(1997)
(The not-the-director's-cut-but-I-prefer-it-to-the-theatrical-version) Both this and its predecessor are massively flawed, but whilst part four has worse excesses and indulgences, I also find it more engaging as a whole. Until it goes completely off the rails in the last 20 minutes (both aesthetically and plot-wise).
Even then, barking-mad Brad Dourif is there to take your mind off the hideousness of what Jeunet is doing. Visually, this is mostly sumptuous looking thanks to Darius Khondji's photography (up there with the original from that perspective). Jeunet's direction varies from a masterful grasp on the material to cartoonishly excessive (overall it's an improvement on Fincher's well-intentioned but only intermittently effective approach to shooting the predecessor from low-angles).
The Blu ray transfer is by far the least of the quartet (the scrub-ups on the previous two sequels are the most obviously improved), which is a shame as it could have looked fantastic. The Aliens themselves, even when just CGI creations, are superior to the creatures displayed in the Aliens and Alien 3. Until we encounter the disastrous Newborn, that is, at which point any goodwill evacuates its bowels.
Cast-wise, much as I love Noonie, Winona Ryder just doesn't work here (and you can see Whedon's girl power obsession all-too obviously in the characterisations of Cal and Ripley). Dan Hedaya goes for the full ham, while Leland Orser ratchets up the sweaty fear as the infected (he also gets the most shamelessly OTT gory death scene).
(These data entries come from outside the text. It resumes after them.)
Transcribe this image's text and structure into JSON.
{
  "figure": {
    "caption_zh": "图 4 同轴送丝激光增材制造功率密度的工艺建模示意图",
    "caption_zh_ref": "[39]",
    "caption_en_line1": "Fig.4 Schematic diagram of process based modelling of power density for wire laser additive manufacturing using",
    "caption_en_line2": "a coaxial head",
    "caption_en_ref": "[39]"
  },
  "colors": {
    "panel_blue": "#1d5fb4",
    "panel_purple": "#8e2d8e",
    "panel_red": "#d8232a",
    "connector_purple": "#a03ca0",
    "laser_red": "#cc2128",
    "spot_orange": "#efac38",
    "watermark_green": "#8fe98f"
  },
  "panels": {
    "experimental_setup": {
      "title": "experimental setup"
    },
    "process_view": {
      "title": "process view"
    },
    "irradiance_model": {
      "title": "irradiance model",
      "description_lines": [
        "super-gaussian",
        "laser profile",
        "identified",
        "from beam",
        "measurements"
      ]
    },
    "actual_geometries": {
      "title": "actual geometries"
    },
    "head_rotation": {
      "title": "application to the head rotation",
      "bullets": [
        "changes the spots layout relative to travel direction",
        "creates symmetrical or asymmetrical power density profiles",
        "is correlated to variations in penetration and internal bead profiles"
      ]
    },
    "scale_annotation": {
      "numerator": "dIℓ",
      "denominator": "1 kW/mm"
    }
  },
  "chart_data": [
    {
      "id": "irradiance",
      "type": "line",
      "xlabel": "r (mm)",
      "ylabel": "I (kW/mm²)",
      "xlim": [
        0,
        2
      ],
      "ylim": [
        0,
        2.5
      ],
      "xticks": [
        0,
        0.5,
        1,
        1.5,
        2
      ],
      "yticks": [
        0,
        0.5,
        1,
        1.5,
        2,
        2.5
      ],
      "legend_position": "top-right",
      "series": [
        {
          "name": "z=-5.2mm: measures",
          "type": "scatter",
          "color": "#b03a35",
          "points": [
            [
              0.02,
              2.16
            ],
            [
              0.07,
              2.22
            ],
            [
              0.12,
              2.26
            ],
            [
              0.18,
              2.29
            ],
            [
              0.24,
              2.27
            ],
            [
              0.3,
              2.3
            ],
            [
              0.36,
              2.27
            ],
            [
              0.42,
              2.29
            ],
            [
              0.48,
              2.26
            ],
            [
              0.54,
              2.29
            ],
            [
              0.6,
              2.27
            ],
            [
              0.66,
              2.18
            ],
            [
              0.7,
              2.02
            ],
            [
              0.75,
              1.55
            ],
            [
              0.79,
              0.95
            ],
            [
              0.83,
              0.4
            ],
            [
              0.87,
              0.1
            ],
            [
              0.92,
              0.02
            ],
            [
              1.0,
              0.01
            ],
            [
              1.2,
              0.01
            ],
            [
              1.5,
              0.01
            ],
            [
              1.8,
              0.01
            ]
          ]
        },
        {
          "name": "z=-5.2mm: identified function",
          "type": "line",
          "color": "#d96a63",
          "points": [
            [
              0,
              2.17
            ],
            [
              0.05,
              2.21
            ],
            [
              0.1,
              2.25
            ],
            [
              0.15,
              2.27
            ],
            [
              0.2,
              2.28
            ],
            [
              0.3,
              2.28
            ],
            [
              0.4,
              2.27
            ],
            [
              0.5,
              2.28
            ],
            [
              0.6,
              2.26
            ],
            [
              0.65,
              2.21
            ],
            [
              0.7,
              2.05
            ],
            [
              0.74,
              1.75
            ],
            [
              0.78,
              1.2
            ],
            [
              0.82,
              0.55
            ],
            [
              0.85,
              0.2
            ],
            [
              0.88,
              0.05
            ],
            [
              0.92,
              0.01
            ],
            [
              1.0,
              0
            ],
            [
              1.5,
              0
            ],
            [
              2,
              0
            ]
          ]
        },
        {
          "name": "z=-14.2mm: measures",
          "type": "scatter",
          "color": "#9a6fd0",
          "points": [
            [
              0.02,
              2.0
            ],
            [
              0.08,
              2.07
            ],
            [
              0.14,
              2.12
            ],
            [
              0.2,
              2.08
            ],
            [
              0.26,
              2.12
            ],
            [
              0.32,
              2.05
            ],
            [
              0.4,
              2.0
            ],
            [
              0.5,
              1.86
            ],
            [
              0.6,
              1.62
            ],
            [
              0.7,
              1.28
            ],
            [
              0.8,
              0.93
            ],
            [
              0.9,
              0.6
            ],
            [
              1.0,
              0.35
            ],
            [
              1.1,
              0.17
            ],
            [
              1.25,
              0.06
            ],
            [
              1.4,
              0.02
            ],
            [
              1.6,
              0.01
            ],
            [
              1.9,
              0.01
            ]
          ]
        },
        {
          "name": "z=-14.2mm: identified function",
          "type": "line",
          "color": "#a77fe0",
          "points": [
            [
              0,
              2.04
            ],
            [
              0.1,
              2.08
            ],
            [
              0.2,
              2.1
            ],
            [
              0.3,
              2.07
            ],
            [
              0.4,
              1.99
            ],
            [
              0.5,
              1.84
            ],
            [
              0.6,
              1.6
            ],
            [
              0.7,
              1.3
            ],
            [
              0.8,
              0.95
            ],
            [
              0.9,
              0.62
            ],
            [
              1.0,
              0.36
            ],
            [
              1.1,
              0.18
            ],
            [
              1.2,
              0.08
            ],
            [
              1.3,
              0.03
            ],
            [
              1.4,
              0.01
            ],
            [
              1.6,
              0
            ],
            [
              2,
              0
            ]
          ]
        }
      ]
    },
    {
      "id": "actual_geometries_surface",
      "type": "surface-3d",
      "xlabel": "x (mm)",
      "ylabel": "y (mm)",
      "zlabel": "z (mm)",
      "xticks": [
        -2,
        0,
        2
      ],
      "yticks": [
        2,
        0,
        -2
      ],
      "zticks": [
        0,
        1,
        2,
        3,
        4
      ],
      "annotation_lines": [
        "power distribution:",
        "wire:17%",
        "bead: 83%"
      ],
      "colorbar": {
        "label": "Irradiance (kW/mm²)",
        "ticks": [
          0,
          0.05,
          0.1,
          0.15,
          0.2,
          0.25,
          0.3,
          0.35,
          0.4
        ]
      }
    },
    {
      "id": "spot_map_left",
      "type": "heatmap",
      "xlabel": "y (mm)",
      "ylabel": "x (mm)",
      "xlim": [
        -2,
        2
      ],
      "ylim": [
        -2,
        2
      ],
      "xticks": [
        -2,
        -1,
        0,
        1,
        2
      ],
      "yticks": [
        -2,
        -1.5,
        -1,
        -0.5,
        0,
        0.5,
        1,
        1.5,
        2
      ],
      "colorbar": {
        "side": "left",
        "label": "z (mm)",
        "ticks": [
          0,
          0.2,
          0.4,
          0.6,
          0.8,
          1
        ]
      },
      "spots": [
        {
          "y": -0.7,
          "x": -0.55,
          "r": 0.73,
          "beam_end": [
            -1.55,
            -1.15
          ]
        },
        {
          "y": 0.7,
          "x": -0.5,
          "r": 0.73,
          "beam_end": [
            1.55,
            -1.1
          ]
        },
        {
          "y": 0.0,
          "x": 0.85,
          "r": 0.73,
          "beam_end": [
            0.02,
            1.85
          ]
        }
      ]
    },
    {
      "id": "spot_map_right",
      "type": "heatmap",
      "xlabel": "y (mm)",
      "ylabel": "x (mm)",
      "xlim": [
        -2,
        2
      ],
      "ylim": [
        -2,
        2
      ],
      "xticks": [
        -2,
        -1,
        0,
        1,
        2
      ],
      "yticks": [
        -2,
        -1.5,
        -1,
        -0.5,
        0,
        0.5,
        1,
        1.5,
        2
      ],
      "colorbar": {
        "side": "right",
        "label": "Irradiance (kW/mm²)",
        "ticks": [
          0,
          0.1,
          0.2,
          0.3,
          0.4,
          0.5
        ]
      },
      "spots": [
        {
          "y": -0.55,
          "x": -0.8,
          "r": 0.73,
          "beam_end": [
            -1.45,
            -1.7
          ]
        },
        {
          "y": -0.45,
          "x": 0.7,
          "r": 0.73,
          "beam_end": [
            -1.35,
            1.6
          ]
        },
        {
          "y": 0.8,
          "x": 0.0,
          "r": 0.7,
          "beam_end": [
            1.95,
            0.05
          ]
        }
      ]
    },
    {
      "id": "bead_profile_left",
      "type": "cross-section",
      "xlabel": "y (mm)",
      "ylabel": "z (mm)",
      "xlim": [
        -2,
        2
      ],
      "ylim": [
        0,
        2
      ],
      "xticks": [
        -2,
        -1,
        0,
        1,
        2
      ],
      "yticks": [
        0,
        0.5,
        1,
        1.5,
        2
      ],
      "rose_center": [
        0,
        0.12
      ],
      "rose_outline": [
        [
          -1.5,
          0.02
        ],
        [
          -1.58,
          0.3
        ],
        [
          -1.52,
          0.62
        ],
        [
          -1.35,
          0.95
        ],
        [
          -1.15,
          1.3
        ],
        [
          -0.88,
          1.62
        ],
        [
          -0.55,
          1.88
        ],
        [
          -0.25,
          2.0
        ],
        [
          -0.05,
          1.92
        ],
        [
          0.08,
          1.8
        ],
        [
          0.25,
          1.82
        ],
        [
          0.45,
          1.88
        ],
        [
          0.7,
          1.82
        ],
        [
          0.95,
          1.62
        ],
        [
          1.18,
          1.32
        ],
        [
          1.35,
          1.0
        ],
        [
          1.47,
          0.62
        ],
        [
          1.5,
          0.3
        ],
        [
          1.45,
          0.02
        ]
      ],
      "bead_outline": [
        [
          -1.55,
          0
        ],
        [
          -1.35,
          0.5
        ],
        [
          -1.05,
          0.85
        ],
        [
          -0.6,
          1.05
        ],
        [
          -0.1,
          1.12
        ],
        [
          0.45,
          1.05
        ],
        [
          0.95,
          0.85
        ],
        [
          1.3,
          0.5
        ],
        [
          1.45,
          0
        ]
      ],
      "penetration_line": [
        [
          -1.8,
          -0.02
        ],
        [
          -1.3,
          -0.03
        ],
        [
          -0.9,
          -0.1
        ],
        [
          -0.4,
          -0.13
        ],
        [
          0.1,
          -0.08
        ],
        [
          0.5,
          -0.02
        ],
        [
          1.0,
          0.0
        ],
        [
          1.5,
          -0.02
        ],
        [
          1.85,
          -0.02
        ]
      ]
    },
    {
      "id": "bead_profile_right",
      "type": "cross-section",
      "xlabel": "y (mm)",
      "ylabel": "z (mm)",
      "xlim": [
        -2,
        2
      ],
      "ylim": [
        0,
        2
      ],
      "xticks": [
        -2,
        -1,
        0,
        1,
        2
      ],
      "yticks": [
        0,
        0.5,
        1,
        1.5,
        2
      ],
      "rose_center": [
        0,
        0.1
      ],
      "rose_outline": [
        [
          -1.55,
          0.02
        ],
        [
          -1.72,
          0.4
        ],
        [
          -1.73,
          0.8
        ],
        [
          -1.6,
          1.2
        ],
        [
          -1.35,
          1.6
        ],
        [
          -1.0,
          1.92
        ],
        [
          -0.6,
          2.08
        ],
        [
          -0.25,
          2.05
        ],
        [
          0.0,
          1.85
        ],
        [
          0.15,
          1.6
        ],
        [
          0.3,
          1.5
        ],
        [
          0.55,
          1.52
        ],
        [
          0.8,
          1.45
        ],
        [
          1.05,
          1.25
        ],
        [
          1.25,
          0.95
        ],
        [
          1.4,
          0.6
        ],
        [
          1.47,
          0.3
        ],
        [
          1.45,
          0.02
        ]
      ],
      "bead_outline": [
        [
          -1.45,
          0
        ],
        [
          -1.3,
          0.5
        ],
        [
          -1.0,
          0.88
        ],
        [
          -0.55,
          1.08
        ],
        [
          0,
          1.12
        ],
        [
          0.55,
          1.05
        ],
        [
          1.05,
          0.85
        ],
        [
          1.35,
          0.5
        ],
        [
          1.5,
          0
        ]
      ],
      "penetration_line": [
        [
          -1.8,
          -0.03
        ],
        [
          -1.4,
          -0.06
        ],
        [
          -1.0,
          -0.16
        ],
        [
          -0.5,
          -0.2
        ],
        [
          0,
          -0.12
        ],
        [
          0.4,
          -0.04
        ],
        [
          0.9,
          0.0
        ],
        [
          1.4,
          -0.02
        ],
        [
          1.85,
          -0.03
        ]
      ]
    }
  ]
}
Weaver manages to make the material almost cohesive, always giving the impression that she knows what she's playing for character-wise. Kim Flowers has a great arse (whatever happened to her?)
The gore and humour put this tonally all over the map. For all the bravado of the Alien attacks Alien scene, the underwater sequence or the Ripley discovering earlier clones of herself, too much here revisits the well of failed attempts at funnies that Alien 3 suffered from (there it was the banal back-and-forth of the British prisoners with their "wankers" and distracting but more verisimilitudinous repartee). Here we have Jeunet presenting his off-kilter Gallic sensibility, from a rubbish CGI bug at the beginning, continuing with the colourful vernacular of the Betty crew and then the treatment of deaths as punchlines. I prefer having the last moments on Earth in this version (particularly as it seems this is the end of Weaver playing Ripley), even if it evokes Ash's fate in one of the Army of Darkness endings.